Il Ponte gallery presents a solo show dedicated to the sculptor Mauro Staccioli. The space is set up with some works from 1969 to 2009 and a synthetic selection of materials that accompanies their creative path.

“Mauro Staccioli follows his own peculiar procedure designed to meet the grounding need underpinning his own line of thought: to interpret a place in light of history and leave an indicative sign in the wake of this interpretation. The artist conscientiously adopted this approach in the late 1960s: politically engaged, he believed that art was his dutiful way of getting involved in debate. His awareness of the historical-social environment emerged in Volterra in 1972: the place, urban space, building and nature have their own history, their own life, they carry the imprints of ancient events or socio-environmental situations.

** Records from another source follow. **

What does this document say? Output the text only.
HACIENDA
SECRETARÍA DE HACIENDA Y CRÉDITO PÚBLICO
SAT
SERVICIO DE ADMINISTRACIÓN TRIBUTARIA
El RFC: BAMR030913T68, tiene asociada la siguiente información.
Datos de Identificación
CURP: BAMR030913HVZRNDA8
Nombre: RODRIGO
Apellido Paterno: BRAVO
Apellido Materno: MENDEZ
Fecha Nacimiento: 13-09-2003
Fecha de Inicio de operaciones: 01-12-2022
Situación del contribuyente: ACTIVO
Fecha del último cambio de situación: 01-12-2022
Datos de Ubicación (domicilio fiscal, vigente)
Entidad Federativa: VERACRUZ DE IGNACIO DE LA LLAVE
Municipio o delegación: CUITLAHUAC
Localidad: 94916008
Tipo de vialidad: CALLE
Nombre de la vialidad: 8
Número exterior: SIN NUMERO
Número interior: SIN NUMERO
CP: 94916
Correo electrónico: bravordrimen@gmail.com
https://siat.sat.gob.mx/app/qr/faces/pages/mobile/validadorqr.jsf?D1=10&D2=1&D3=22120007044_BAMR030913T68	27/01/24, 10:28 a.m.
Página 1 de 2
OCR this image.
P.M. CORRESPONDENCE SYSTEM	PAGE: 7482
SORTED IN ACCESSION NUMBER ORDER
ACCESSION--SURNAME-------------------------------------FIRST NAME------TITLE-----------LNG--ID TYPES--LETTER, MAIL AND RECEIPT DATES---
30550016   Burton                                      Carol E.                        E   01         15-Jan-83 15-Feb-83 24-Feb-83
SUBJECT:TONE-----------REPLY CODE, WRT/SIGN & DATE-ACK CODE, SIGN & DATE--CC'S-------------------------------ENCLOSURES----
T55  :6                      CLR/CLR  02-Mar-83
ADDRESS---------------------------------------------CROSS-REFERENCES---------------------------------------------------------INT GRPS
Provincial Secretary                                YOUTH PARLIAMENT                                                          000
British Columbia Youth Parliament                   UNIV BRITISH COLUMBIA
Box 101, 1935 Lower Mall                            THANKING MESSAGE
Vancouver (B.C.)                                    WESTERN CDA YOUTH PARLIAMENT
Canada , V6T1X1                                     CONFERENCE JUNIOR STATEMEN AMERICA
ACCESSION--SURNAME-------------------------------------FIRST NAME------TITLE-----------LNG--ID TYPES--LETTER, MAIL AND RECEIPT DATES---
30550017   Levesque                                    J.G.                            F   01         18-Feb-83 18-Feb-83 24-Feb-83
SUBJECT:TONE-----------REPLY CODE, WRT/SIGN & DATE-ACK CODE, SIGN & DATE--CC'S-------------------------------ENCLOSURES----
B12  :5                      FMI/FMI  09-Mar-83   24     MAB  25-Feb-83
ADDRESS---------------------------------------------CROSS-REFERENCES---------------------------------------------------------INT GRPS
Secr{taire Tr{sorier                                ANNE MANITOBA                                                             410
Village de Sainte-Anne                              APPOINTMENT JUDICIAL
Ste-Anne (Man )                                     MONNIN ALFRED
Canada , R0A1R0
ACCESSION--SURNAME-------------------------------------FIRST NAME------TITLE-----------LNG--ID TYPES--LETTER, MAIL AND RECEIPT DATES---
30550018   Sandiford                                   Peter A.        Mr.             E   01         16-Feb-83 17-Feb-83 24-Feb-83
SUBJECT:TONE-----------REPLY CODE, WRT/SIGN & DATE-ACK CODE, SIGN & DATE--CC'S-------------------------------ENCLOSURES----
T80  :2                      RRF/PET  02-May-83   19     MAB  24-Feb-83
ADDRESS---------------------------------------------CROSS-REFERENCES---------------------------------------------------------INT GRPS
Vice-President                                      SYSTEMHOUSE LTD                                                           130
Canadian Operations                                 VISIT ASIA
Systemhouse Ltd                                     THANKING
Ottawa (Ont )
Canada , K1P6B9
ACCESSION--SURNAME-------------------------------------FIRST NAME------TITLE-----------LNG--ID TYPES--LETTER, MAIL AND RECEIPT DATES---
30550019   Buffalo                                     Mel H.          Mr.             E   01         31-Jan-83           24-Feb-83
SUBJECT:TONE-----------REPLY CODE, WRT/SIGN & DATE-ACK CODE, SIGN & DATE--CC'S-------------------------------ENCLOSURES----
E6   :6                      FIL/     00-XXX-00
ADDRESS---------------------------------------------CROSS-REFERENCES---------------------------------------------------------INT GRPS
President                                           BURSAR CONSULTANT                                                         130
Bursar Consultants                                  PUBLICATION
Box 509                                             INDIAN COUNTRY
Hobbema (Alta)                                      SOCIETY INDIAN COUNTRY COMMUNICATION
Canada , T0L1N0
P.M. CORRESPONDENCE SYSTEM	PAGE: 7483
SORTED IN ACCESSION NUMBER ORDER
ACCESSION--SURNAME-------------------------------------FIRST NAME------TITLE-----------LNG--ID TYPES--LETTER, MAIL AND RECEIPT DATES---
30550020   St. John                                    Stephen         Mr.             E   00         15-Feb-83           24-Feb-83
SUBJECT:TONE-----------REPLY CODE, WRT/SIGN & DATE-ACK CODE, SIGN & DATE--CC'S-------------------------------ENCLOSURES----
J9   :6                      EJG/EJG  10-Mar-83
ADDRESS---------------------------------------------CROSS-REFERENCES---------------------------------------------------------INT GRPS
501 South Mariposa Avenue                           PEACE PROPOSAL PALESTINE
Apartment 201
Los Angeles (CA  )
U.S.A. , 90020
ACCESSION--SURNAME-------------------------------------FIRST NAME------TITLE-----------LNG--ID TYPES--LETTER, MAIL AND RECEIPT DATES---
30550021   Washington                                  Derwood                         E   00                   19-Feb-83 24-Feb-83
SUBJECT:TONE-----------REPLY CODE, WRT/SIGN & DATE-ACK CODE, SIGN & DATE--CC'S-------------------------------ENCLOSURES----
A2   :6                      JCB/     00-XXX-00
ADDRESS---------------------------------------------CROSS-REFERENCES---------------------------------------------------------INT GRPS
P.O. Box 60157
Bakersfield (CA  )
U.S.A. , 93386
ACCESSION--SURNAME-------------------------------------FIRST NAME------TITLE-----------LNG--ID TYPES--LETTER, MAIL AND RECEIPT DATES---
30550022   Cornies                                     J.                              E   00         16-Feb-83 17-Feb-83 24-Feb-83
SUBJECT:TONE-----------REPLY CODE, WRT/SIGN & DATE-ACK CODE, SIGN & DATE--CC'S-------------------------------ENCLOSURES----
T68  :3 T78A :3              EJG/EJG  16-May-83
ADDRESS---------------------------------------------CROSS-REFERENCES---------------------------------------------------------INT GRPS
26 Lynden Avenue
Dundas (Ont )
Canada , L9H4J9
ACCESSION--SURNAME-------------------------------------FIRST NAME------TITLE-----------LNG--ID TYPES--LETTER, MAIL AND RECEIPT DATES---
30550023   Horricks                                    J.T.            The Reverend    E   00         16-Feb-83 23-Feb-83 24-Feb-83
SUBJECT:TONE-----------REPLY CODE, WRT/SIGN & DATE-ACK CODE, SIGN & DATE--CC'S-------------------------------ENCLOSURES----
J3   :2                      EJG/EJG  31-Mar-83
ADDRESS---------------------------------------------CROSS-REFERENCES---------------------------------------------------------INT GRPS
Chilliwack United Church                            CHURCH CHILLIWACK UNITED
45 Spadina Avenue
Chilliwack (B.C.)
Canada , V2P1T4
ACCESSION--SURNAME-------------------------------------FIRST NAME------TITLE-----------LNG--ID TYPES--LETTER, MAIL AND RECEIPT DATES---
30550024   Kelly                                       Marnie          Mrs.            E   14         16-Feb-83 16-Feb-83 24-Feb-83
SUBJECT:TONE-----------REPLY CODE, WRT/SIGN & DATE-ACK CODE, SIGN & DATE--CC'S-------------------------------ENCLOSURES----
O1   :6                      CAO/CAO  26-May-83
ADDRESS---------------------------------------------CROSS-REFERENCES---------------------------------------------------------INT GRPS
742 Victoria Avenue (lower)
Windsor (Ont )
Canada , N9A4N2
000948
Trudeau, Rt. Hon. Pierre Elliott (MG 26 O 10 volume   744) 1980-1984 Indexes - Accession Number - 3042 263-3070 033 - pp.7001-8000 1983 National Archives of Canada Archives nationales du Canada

A few years later Staccioli entitled his exhibition at Vigevano Castle (1977) Reading of a setting. The artist ‘reads’ the site before leaving his mark, which is gauged not only to space but also to human presence. Intensive but invisible work proceeds Staccioli’s sculpting, a perfect poetic synthesis of rhythm and measure in relation to location. The materials he has collected in his archive-studio during over 40 years’ work pay homage to all his intensive activity, providing keys to interpreting his creative process. Largely unseen, this material can now be chronologically studied in depth for the first time. Each project is furnished with a presentation text, excerpts from the work notes by Staccioli and short extracts from the critical essays.

The criterion for selecting the projects presented is essentially based on the existence of notebook ‒ notes, photo surveys, drawings, photomontages, models, construction images ‒ which tell us about what ‘went on’ before Staccioli's actual sculpting. It is intended to emphasise how the simplicity of his forms derives from an elaborate intellectual process, very similar to that of an architect: right from when first coming into contact with a location, its history and traces are cleverly photographed and embellished by invaluable notes recording what first struck him and the first forms coming to mind on-site.

At this point the artist’s imagination can run free through across well-defined design terrain, as faithful as possible to the history and environment of the location. Design expertise is matched by practical skills and experience working with materials, which emerges in the drawings and is firmly set in the incomparable images by Enrico Cattaneo, showing the artist diligently working away with a combination of cement, bricks, iron and other tools of the trade.”